“Five! Four! Three! Two! One! Release!”
Cheering and claps erupted on a grassy field near the northern edge of campus when students and faculty from the Department of Earth and Atmospheric Sciences let go of the first weather balloon released by Indiana University researchers.
The department is starting a new program launching weather balloons to give students field experience and contribute to weather forecasting in and around Indiana.
“It’s exciting to have, we don’t have any weather balloon data in the state,” first-year graduate student in earth and atmospheric sciences Ethan Choo said.
Saturday was the first of about 100 balloon launches planned at IU over the next half year, associate professor of earth and atmospheric sciences Travis O’Brien said.
“We don't have a regular weather balloon launching station within a couple states of us,” O’Brien said. “And it's really critical for forecasters, like in Thursday's severe weather, for them to know how, for example, temperature and winds and stuff change with height in the atmosphere.”
Weather balloons, which can reach an altitude of over 100,000 feet, have an instrument package that transmits data back to scientists on the ground every few seconds with information about temperature, wind and humidity, senior lecturer in the Department of Earth and Atmospheric Sciences Cody Kirkpatrick said.
The department bought equipment for the launch from International MET Systems, a company which sells atmospheric sensors and related technologies.
Alana Dachtler, the vice president of sales and marketing for InterMet, assisted IU students and faculty in the launch.
On the ground, the set up included a receiver with an antenna that picks up the signal from the weather balloon, a computer and a large helium tank.
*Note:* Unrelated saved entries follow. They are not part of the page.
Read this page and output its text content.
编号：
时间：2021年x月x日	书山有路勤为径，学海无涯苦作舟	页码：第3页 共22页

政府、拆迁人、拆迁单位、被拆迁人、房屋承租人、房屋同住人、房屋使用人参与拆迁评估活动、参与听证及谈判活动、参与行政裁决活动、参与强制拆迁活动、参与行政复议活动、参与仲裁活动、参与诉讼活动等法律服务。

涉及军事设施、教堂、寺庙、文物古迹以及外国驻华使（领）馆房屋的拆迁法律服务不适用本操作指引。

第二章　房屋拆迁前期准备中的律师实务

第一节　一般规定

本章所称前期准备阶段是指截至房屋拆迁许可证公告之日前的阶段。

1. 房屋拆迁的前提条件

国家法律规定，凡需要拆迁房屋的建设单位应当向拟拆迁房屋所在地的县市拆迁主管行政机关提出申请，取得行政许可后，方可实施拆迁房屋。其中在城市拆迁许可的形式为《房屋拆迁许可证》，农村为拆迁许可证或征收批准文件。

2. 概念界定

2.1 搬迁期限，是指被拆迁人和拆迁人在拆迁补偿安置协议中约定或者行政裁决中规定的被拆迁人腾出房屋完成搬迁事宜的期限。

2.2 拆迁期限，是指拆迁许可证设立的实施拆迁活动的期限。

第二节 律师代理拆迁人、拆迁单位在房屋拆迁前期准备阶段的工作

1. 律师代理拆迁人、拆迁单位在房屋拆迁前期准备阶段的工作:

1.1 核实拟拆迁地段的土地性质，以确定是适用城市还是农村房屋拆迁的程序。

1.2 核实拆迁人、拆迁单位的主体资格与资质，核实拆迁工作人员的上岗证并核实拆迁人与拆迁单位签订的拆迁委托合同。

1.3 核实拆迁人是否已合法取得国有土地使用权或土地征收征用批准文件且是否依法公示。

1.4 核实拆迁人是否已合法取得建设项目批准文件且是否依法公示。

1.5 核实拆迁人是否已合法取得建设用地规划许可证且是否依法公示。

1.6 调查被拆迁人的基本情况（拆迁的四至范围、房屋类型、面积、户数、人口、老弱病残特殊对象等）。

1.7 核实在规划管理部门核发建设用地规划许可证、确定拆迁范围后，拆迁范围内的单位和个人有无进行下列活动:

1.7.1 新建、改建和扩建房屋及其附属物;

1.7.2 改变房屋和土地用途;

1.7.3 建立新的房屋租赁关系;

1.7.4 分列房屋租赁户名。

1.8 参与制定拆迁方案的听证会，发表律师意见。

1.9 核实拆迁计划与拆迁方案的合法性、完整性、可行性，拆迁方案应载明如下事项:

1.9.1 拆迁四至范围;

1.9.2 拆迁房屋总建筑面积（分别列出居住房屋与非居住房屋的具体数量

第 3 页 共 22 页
Students helped prepare for the launch by using handheld tools that measure wind speed, dew point and temperature.
Once collected, the data from the weather balloons will be accessible to the National Weather Service and other weather services from around the world and will contribute to making more accurate weather forecasts, Kirkpatrick said.
“The expectation will be that if you add more of this kind of data, your predictions can be more accurate,” Kirkpatrick said. “And so after we do this a few dozen times and we try, we run a few dozen tests, we can see if that's true or not.”
Making this launch happen wasn’t as much of a breeze as Saturday’s wind, O’Brien said. It took over a year to secure funding for materials like helium, get approval for the project, acquire insurance and deal with other logistics like reserving the launch site.
Safety measures included checking with air traffic control at the Monroe County Airport to ensure it’s safe to release the balloon.
“I just gave a quick call,” O’Brien said. “I told them we're prepared to launch about 2 miles northeast of the airport.”
Securing funding and complying with safety protocols hasn’t been the department’s only challenge. Changes to the NWS have made it difficult for those working on the weather balloon project to contact the government agency.
In 2025, DOGE cut around 550 NWS jobs, CNN reported. While around 450 of these positions may be returning due to concerns from lawmakers and the public over public safety, O’Brien said the impact is still felt.
O’Brien said that it’s been difficult for him and his colleagues to figure out who to get in touch with at the NWS to inform them of the balloon launches.
“We'd had contacts for a long time, and there's been so much turnover there for the last six months that we don't know who's there anymore,” he said.
As a result of these cuts, NWS offices are only launching weather balloons once a day, if it all, instead of their previous standard of twice daily, according to CNN. Meteorologists say that the reductions have limited the amount of data they can collect, reducing the quality and speed of forecasts during extreme weather events like tornadoes.
O’Brien said the cuts have also affected his students because the NWS used to send someone to IU once a year to talk with students about career trajectories and how to apply to government jobs.
“That relationship's now kind of up in the air, and we're having to re-establish that relationship with the new folks up there,” he said.
In spite of these challenges, the Department of Earth and Atmospheric Sciences will launch two more balloons at 10 a.m. and 2 p.m. Sunday on campus near East 11th Street and East Cottage Grove Avenue, another preview of what Kirkpatrick said will give students career-relevant experience.
“If folks see us around launching, come up and talk to us, we’re really excited to have this be something that engages the IU community and gets them excited,” O’Brien said. “I mean, how fun is it to launch a weather balloon?”